How do employees know employers don’t review their emails or social media activity when it occurs on a workplace device? How do employees know their phone conversations aren’t monitored? How do they keep their private lives private?
You may not be able to if company policy says monitoring occurs. If you sign a document to acknowledge you understand company policies, you often waive your privacy rights.
Nebraska Workplace Privacy Act
The Nebraska Workplace Privacy Act of 2016 grants some privacy protections to employees. Not every state has a comparable law, so these rules may not apply elsewhere:
- Employers cannot make you log into your private social media accounts or email accounts so they can scroll through the contents. Job applicants also are protected.
- Employers cannot request login information (username and password) for your or applicant’s personal social media profiles.
- Employers cannot require you to add a workplace representative access as an admin or editor to your social media accounts.
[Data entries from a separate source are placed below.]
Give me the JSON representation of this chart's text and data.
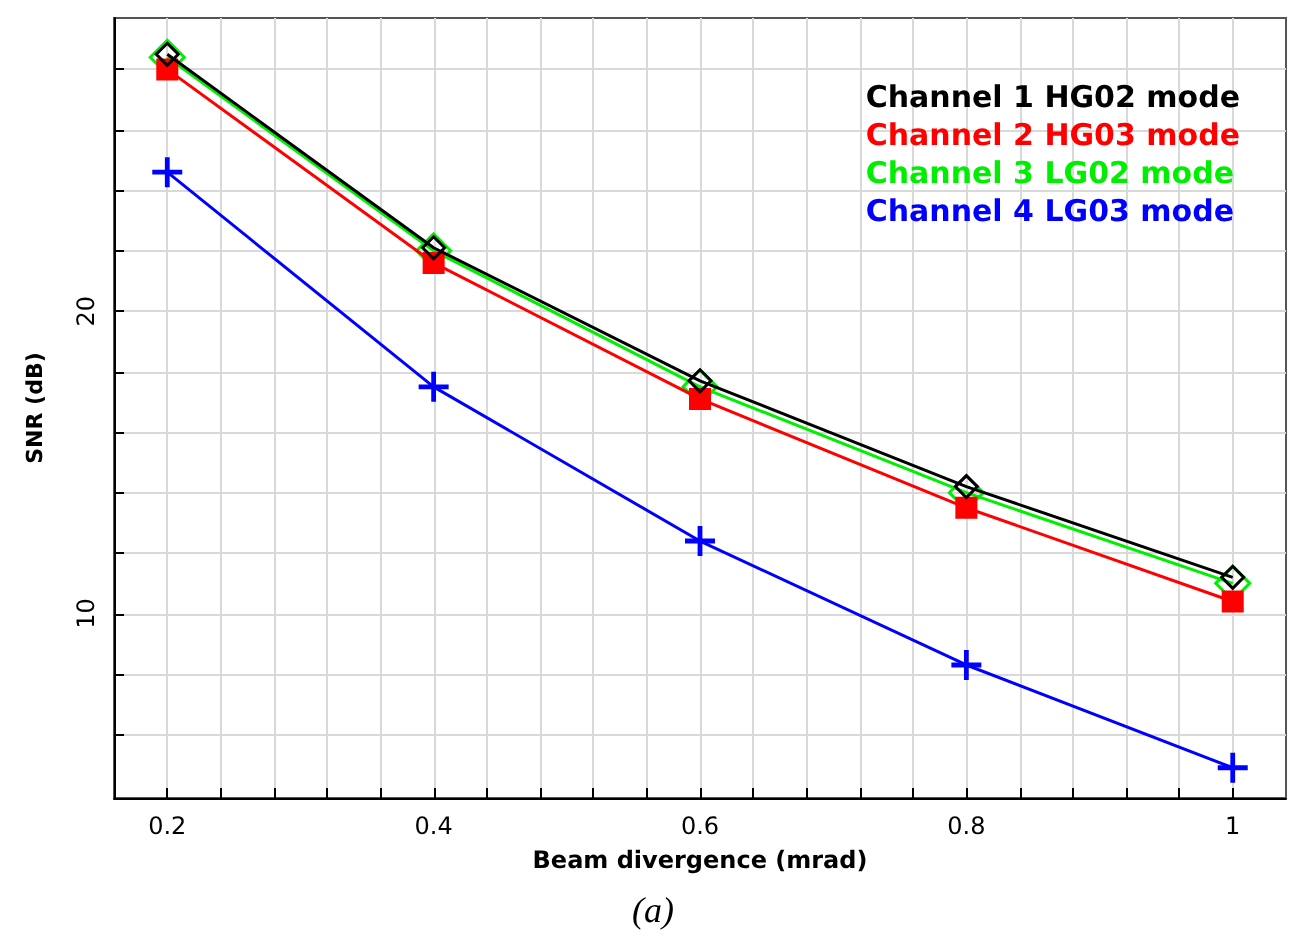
{
  "chart_data": {
    "type": "line",
    "xlabel": "Beam divergence (mrad)",
    "ylabel": "SNR (dB)",
    "x": [
      0.2,
      0.4,
      0.6,
      0.8,
      1
    ],
    "series": [
      {
        "name": "Channel 1 HG02 mode",
        "color": "#000000",
        "marker": "diamond",
        "values": [
          28.5,
          22.1,
          17.7,
          14.2,
          11.2
        ]
      },
      {
        "name": "Channel 2 HG03 mode",
        "color": "#ff0000",
        "marker": "square",
        "values": [
          28.0,
          21.6,
          17.1,
          13.5,
          10.4
        ]
      },
      {
        "name": "Channel 3 LG02 mode",
        "color": "#00ee00",
        "marker": "diamond",
        "values": [
          28.4,
          22.0,
          17.5,
          14.0,
          11.0
        ]
      },
      {
        "name": "Channel 4 LG03 mode",
        "color": "#0000ff",
        "marker": "cross",
        "values": [
          24.6,
          17.5,
          12.4,
          8.3,
          4.9
        ]
      }
    ],
    "xlim": [
      0.16,
      1.04
    ],
    "xticks": [
      {
        "value": 0.16,
        "label": null
      },
      0.2,
      {
        "value": 0.24,
        "label": null
      },
      {
        "value": 0.28,
        "label": null
      },
      {
        "value": 0.32,
        "label": null
      },
      {
        "value": 0.36,
        "label": null
      },
      0.4,
      {
        "value": 0.44,
        "label": null
      },
      {
        "value": 0.48,
        "label": null
      },
      {
        "value": 0.52,
        "label": null
      },
      {
        "value": 0.56,
        "label": null
      },
      0.6,
      {
        "value": 0.64,
        "label": null
      },
      {
        "value": 0.68,
        "label": null
      },
      {
        "value": 0.72,
        "label": null
      },
      {
        "value": 0.76,
        "label": null
      },
      0.8,
      {
        "value": 0.84,
        "label": null
      },
      {
        "value": 0.88,
        "label": null
      },
      {
        "value": 0.92,
        "label": null
      },
      {
        "value": 0.96,
        "label": null
      },
      1
    ],
    "ylim": [
      3.9,
      29.7
    ],
    "yticks": [
      {
        "value": 6,
        "label": null
      },
      {
        "value": 8,
        "label": null
      },
      10,
      {
        "value": 12,
        "label": null
      },
      {
        "value": 14,
        "label": null
      },
      {
        "value": 16,
        "label": null
      },
      {
        "value": 18,
        "label": null
      },
      20,
      {
        "value": 22,
        "label": null
      },
      {
        "value": 24,
        "label": null
      },
      {
        "value": 26,
        "label": null
      },
      {
        "value": 28,
        "label": null
      }
    ],
    "grid": true,
    "legend": "top right",
    "line_style": "solid",
    "annotations": [
      "(a)"
    ]
  }
}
The Privacy Act also grants protections to employers when it comes to the Internet and electronic communications:
- Employers can have policies that dictate the use of business devices for personal Internet use. For example, Instagram or Facebook may be banned from workplace devices if they distract employees, but this ban must become policy.
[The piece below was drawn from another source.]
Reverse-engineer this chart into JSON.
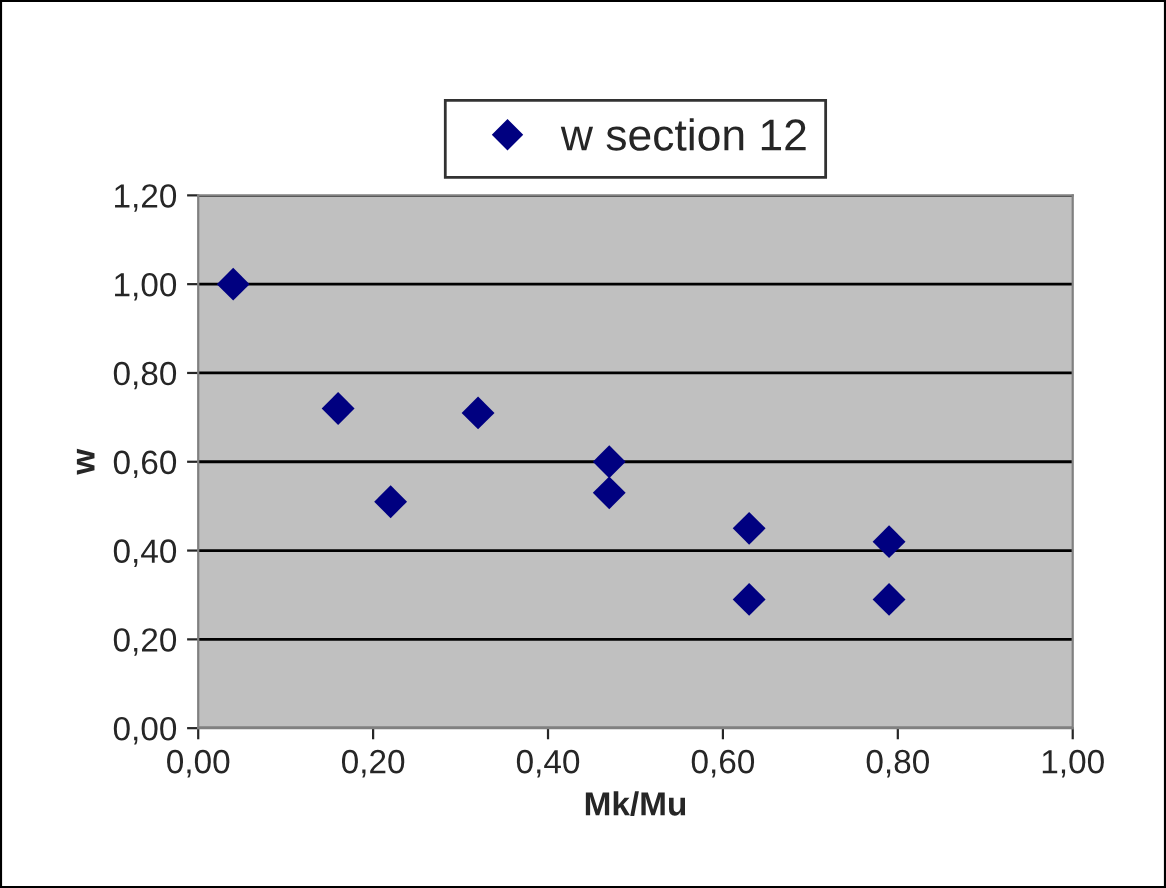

- Employers can prohibit the downloading of financial or proprietary data from workplace devices and databases onto your personal devices or accounts.
- Employers can request access to your electronic devices if they furnished them.
Employers can access any information about their employees online in the public domain. If the information can be accessed by a simple Internet search or from a social media profile, your privacy rights aren’t violated.
So don’t make anything you don’t want your employer to see viewable by the public.
What about phone calls?
Employers can listen to any work-related phone calls, even if they don’t tell you. But they can’t listen in on personal calls, even if they occur over employer-supplied phone lines.
If an employer is monitoring your calls and a personal one occurs, they’re supposed to disconnect the moment they realize it’s personal.
The problem, of course, is if you aren’t supposed to take personal calls and try to hide it from an employer who already knows you do because of monitoring.
Recording conversations
It’s not legal to record employee conversations without their knowledge and consent. In most instances, this is another well-buried provision in employee handbooks or job offer documents. It states employees consent to occasional monitoring.
Once signed, an employer can record conversations without first alerting you. The exception is in restrooms or changing rooms, where privacy is reasonably assumed. Employers are also prohibited from trying to record union activity or conversations about unionization.
It’s probably best to avoid workplace conversations that disparage your employer or threaten the labor status quo.
Staying private in the workplace
Assume your usage is monitored whenever you use an employer-provided device, even if the employer only partially paid for it. Save your personal online activities for outside business hours and from your own device.
Review and understand your workplace’s employee-monitoring policies. If your employer states they may occasionally listen in, believe them.